After the North Africa invasion, Pack would work for both British intelligence and the OSS, but none of her subsequent work would have the intrigue of her standing nude in an office, wearing only pearls and high heels while stealing a foreign government’s codes.
Epilogue
Life wasn’t kind to any of the major players in this story. Arthur Pack committed suicide in 1945. Brousse divorced his wife and he and Betty Pack married. In what should have been a storybook finish, the two moved to the Château de Castelnou, a French medieval castle in the commune of Castelnou in the Pyrénées Alps.
But Pack would die of throat cancer in 1963. Several years later, Brousse would die of electrocution—killed by his electric blanket.
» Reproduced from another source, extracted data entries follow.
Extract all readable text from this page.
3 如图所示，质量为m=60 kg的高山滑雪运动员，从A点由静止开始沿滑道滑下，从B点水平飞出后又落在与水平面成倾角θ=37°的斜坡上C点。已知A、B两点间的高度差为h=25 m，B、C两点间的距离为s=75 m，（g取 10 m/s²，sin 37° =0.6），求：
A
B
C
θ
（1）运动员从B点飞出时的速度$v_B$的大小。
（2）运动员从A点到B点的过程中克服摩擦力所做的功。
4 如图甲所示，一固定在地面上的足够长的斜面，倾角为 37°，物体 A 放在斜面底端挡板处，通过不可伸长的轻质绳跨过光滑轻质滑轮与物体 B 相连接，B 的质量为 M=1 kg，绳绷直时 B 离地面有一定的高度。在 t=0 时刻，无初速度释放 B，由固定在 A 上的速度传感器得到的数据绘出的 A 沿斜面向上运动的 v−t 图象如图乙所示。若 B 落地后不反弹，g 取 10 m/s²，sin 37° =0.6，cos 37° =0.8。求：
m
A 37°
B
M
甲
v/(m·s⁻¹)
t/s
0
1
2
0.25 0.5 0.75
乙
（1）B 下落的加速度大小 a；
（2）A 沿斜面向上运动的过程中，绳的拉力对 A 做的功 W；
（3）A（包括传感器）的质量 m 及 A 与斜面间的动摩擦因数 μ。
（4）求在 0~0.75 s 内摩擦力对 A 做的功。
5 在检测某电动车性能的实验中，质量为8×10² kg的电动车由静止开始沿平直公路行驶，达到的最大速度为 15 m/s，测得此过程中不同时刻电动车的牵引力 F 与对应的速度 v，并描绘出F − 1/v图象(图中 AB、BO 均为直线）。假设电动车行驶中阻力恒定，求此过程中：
Much of the castle was damaged in the resultant fire.
Pack never felt remorse or shame from her methods of garnering information. In her obituary, it was written, “She used sex like James Bond uses a Beretta.” She was quoted after the war in an interview saying she was motivated by patriotism:
“Ashamed? Not in the least. My superiors told me that the results of my work saved thousands of British and American lives…It involved me in situations from which ‘respectable’ women draw back—but mine was total commitment. Wars are not won by respectable methods.”
There is a film in the works about Pack and her exploits, and reportedly Jennifer Lawrence is set to play the auburn-haired beauty.